Affinity Propagation with SkLearn


This is one of the most important among the different clustering algorithms. It is also more elaborate than the others. Affinity Propagation, takes the similarity between pairs of data points as input. It considers all data points as potential exemplars. It works by exchanging real valued messages between data points until a high-quality set of exemplars and corresponding clusters gradually emerges. This is not as complicated as it sounds. Let's look at it in detail. The algorithm requires us to provide two sets of data:

  • Similarities between data points, representing how well-suited a point is to be another one’s exemplar. If there’s no similarity between two points, as in they cannot belong to the same cluster, this similarity can be omitted or set to -Infinity depending on implementation.
  • Preferences, representing each data point’s suitability to be an exemplar. We may have some initial information which points could be favored for this role, and so we can represent it through preferences.

Implementation


Let us now check out how this could be implemented in Python using ScikitLearn. To generate the training data, ScikitLearn provides us a method make_blobs

We can start by importing the required modules

from sklearn.datasets.samples_generator import make_blobs
from sklearn.cluster import AffinityPropagation
from sklearn.model_selection import train_test_split

Now, we can generate the required data. Note that since this is a clustering application. We do not really need the target output. But, we generate the same just to make sure our model generates good clusters.

We can have a look at the data we got

X.shape
...
(500, 5)
y.shape
...
(500,)
X[:2,]
...
array([[ 0.7927672 ,  4.69609538,  2.29690233,  1.00159957, -2.3564752 ],
        [ 5.60928139, -0.0376682 , -0.68774591,  9.60509046, -8.52337837]])
y[:2,]
...
array([0, 2])

Now, create an instance of the AffinityPropagation and try to fit the data

ap = AffinityPropagation()
ap.fit(X)

Now we need to check how good is this clustering. The values in y were the clusters assigned by the make_blogs. They may not match exactly with the clusters generated by the Affinity Propagation. For example, cluster 1 in the original data could be cluster 2 here. That is not important. But it is important that the clustering is similar. That is, if two elements were in the same cluster in the first set, they should be in the same group in the second set as well. To verify this, we can write a small script:

y1 = ap.predict(X)
mismatch = 0
for i in range(y1.shape[0]):
    for j in range(y1.shape[0]):
        if ((y[i] == y[j]) and (y1[i] != y1[j])):
            mismatch = mismatch+1

print(mismatch)

The output is 0! That means there is not a single mismatch. Affinity Propagation is very effective. But very expensive. Everything comes at a cost!
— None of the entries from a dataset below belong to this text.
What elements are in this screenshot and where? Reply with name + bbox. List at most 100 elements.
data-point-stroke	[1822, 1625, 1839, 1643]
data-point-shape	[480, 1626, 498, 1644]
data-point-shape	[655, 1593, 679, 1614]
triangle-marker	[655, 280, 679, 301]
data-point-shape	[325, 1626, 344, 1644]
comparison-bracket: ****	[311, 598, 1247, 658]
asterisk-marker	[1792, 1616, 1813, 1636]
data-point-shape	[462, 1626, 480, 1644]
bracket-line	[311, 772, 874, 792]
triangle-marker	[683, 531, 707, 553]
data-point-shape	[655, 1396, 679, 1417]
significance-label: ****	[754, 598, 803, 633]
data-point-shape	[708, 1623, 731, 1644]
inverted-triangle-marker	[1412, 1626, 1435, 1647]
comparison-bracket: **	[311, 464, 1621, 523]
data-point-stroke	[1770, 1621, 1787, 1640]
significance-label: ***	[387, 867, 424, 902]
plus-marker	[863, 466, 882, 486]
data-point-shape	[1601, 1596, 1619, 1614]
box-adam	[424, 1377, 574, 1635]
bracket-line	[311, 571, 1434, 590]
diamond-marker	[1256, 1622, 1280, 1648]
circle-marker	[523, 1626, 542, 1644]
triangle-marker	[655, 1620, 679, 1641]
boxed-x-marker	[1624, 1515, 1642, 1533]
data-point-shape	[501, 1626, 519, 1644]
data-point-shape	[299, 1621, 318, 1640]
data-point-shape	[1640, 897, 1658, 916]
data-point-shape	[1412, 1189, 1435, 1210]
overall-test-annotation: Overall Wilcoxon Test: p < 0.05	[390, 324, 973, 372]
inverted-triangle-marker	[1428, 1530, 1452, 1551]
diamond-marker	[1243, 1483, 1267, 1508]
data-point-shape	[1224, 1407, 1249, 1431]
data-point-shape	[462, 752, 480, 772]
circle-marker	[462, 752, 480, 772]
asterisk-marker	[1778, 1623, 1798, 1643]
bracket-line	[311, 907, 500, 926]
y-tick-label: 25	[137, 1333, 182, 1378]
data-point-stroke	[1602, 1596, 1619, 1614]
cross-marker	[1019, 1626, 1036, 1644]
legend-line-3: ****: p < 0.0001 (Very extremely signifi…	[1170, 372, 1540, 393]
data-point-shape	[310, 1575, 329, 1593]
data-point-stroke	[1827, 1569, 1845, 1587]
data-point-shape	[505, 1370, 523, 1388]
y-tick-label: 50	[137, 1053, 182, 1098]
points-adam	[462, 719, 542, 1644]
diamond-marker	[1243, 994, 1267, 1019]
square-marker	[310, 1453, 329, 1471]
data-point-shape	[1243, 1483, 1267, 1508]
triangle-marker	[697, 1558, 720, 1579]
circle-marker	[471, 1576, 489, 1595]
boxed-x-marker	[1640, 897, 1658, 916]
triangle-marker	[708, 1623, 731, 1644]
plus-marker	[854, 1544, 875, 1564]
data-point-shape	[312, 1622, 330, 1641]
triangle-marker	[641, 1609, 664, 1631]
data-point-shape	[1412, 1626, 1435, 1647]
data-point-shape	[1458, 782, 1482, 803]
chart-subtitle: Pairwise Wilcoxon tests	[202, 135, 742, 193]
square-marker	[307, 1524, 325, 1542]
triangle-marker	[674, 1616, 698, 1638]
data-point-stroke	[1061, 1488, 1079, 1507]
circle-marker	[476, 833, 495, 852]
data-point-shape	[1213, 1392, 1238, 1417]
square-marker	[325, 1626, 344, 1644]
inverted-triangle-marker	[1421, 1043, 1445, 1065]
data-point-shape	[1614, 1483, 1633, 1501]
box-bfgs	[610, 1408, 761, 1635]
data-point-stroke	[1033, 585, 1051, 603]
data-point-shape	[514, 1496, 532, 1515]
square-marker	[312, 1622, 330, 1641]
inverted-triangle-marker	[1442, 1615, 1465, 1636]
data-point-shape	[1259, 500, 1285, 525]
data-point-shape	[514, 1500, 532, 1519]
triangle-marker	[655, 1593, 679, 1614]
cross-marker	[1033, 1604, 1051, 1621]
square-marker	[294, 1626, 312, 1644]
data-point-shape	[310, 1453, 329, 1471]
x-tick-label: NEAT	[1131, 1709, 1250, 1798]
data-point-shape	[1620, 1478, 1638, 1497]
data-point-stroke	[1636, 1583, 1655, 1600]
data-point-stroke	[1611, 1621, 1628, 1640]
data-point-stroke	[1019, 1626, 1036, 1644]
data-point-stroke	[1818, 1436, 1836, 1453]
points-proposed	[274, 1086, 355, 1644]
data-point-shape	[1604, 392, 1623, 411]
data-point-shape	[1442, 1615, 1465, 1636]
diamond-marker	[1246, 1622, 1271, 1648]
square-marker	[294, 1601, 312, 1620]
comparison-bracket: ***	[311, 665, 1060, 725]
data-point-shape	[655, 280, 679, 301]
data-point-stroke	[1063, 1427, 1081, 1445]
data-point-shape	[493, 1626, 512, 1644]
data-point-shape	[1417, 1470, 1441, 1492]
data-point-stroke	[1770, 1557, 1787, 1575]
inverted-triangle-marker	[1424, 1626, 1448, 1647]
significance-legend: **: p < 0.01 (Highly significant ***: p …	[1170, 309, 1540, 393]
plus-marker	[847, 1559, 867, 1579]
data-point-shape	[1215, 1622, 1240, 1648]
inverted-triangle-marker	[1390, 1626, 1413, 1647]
There are several hyper parameters that are required to make the Affinity Propagation effective.

Damping


Each new iteration of the Responsibility and Availability leads to recalculation of the clusters. Because of this, it is possible that the system gets into an oscillation without any convergence. In order to avoid this problem, the algorithm introduces Damping. This forces inertia on the changes by allocating some weight to the current position of the data point.

Affinity


The measure of affinity is perhaps the most important component in this exercise of clustering. Generally the euclidean affinity is used. But it is possible to push in any other measure of affinity - so long as it is consistent.